Retrouvez l’essentiel de l’événement « Focus Liban : l’état du journalisme et des médias »

Manon Modicom/EPJT

Animé par Jad Shahrour, chargé de communication pour Sheyes avec Caroline Hayek, grand reporter pour L’Orient-le Jour (Prix Albert Londres 2021), Alia Ibrahim, co-fondatrice de CEO et de Daraj.com, et Marc Saikali, PDG d’Ici Beyrouth.

 

 

Les enjeux

Entre 2020 et 2021, le Liban a dégringolé de cinq places dans le classement annuel de Reporters sans frontière. Derrière la crise socio-économique qui fissure le pays, se cache une deuxième guerre : celle des médias pour leur liberté. Un climat de tension qui a atteint son paroxysme en février 2021, avec l’assassinat de l’éditeur et commentateur politique, Lokam Slim. Dans de telles conditions, et alors que la jeunesse libanaise fuit le pays vers d’autres horizons, comment les médias libanais parviennent-ils à maintenir leur indépendance et se renouveler ?

Ce qu’ils ont dit

Caroline Hayek : « Ce qui est important pour nous, c’est de modifier notre image d’élite de droite chrétienne. On s’est engouffré dans d’autres brèches pour bousculer notre lectorat. Notre enquête sur la pédophilie n’aurait pas été possible il y a quelques années, par crainte des critiques. Mais aujourd’hui, on arrive à capter de nouveaux lecteurs. »

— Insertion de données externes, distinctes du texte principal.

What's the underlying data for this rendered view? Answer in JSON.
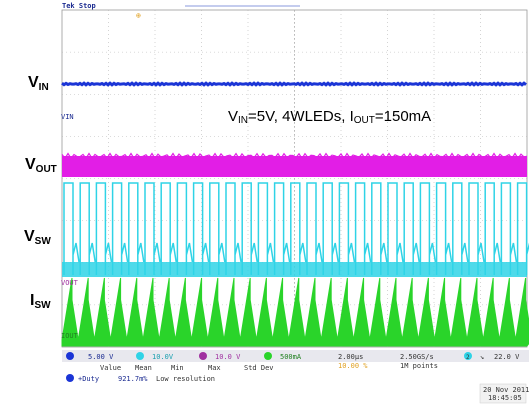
{
  "header": {
    "status": "Tek Stop"
  },
  "annotation": {
    "condition": {
      "vin_label": "V",
      "vin_sub": "IN",
      "vin_value": "=5V, 4WLEDs, I",
      "iout_sub": "OUT",
      "iout_value": "=150mA"
    }
  },
  "traces": [
    {
      "key": "vin",
      "label_main": "V",
      "label_sub": "IN",
      "marker": "VIN",
      "color": "#1b35d6"
    },
    {
      "key": "vout",
      "label_main": "V",
      "label_sub": "OUT",
      "marker": "VOUT",
      "color": "#e21ee6"
    },
    {
      "key": "vsw",
      "label_main": "V",
      "label_sub": "SW",
      "marker": "",
      "color": "#2fd3e6"
    },
    {
      "key": "isw",
      "label_main": "I",
      "label_sub": "SW",
      "marker": "IOUT",
      "color": "#2ad42a"
    }
  ],
  "channel_bar": {
    "ch1": "5.00 V",
    "ch2": "10.0V",
    "ch3": "10.0 V",
    "ch4": "500mA",
    "timebase": "2.00µs",
    "trigger_pos": "10.00 %",
    "sample_rate": "2.50GS/s",
    "record": "1M points",
    "trigger_ch": "2",
    "trigger_level": "22.0 V"
  },
  "measurement": {
    "headers": [
      "Value",
      "Mean",
      "Min",
      "Max",
      "Std Dev"
    ],
    "name": "+Duty",
    "value": "921.7m%",
    "note": "Low resolution"
  },
  "datetime": {
    "date": "20 Nov 2011",
    "time": "18:45:05"
  },
  "colors": {
    "grid": "#b8b8b8",
    "background": "#ffffff",
    "bar": "#e8e8ee"
  }
}
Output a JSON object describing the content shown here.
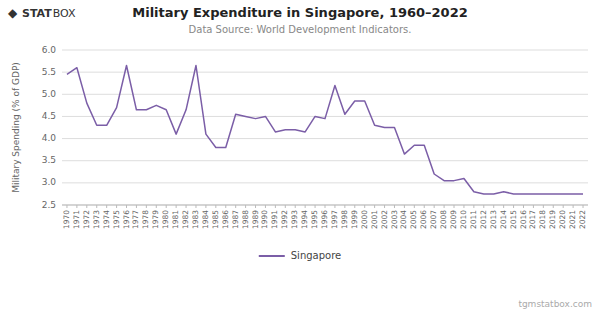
{
  "chart_data": {
    "type": "line",
    "title": "Military Expenditure in Singapore, 1960–2022",
    "subtitle": "Data Source: World Development Indicators.",
    "ylabel": "Military Spending (% of GDP)",
    "annotations": [
      "◆",
      "STAT",
      "BOX",
      "tgmstatbox.com"
    ],
    "x": [
      1970,
      1971,
      1972,
      1973,
      1974,
      1975,
      1976,
      1977,
      1978,
      1979,
      1980,
      1981,
      1982,
      1983,
      1984,
      1985,
      1986,
      1987,
      1988,
      1989,
      1990,
      1991,
      1992,
      1993,
      1994,
      1995,
      1996,
      1997,
      1998,
      1999,
      2000,
      2001,
      2002,
      2003,
      2004,
      2005,
      2006,
      2007,
      2008,
      2009,
      2010,
      2011,
      2012,
      2013,
      2014,
      2015,
      2016,
      2017,
      2018,
      2019,
      2020,
      2021,
      2022
    ],
    "series": [
      {
        "name": "Singapore",
        "color": "#7B5EA7",
        "values": [
          5.45,
          5.6,
          4.8,
          4.3,
          4.3,
          4.7,
          5.65,
          4.65,
          4.65,
          4.75,
          4.65,
          4.1,
          4.65,
          5.65,
          4.1,
          3.8,
          3.8,
          4.55,
          4.5,
          4.45,
          4.5,
          4.15,
          4.2,
          4.2,
          4.15,
          4.5,
          4.45,
          5.2,
          4.55,
          4.85,
          4.85,
          4.3,
          4.25,
          4.25,
          3.65,
          3.85,
          3.85,
          3.2,
          3.05,
          3.05,
          3.1,
          2.8,
          2.75,
          2.75,
          2.8,
          2.75,
          2.75,
          2.75,
          2.75,
          2.75,
          2.75,
          2.75,
          2.75
        ]
      }
    ],
    "xlim": [
      1969.5,
      2022.5
    ],
    "xticks": [
      1970,
      1971,
      1972,
      1973,
      1974,
      1975,
      1976,
      1977,
      1978,
      1979,
      1980,
      1981,
      1982,
      1983,
      1984,
      1985,
      1986,
      1987,
      1988,
      1989,
      1990,
      1991,
      1992,
      1993,
      1994,
      1995,
      1996,
      1997,
      1998,
      1999,
      2000,
      2001,
      2002,
      2003,
      2004,
      2005,
      2006,
      2007,
      2008,
      2009,
      2010,
      2011,
      2012,
      2013,
      2014,
      2015,
      2016,
      2017,
      2018,
      2019,
      2020,
      2021,
      2022
    ],
    "ylim": [
      2.5,
      6.0
    ],
    "yticks": [
      2.5,
      {
        "value": 3.0,
        "label": "3.0"
      },
      3.5,
      {
        "value": 4.0,
        "label": "4.0"
      },
      4.5,
      {
        "value": 5.0,
        "label": "5.0"
      },
      5.5,
      {
        "value": 6.0,
        "label": "6.0"
      }
    ],
    "grid": true,
    "legend": "bottom"
  }
}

« L’Orient-le Jour a su se remettre en question et penser contre lui-même pour attirer les jeunes. Ce qui est très important pour nous, c’est cette indépendance, rompre avec cette image d’un média élitiste et recomposer toute notre équipe. »

Alia Ibrahim : « Nous faisons confiance aux lecteurs. Ils savent la limite entre l’opinion et l’enquête. La distinction entre le journalisme et l’activisme est très importante pour la crédibilité de l’organe de presse. Elle touche à la confiance des publics dans les médias. »

Marc Saikali : « Aujourd’hui, tout le monde est sur les réseaux sociaux. Mais on a la prétention de penser que dans un océan d’informations partielles et de fake news, quand vous êtes un média crédible, les jeunes font le tri. »

« La presse libanaise est parfois partisane mais elle reste libre (…) La guerre en Ukraine montre que la presse ne peut avoir une ligne éditoriale objective comme le souhaiteraient les médias anglo-saxons. Cette ligne éditoriale n’est pas objective, mais elle est honnête, et n’est pas financée par des politiques, ni de grosses ONG internationales. »

À retenir

La question de la déontologie journalistique se pose tout particulièrement au Liban, marqué par une importante crise économique et sociale. Les reportages d’investigation menés par les médias libanais sont plébiscités, de même que les nouveaux formats journalistiques permettent d’attirer le jeune lectorat. Si une presse indépendante est possible au Liban, les journalistes se heurtent à des problèmes budgétaires au sein de leur rédaction et souffrent du départ de la jeunesse pour renouveler les contenus.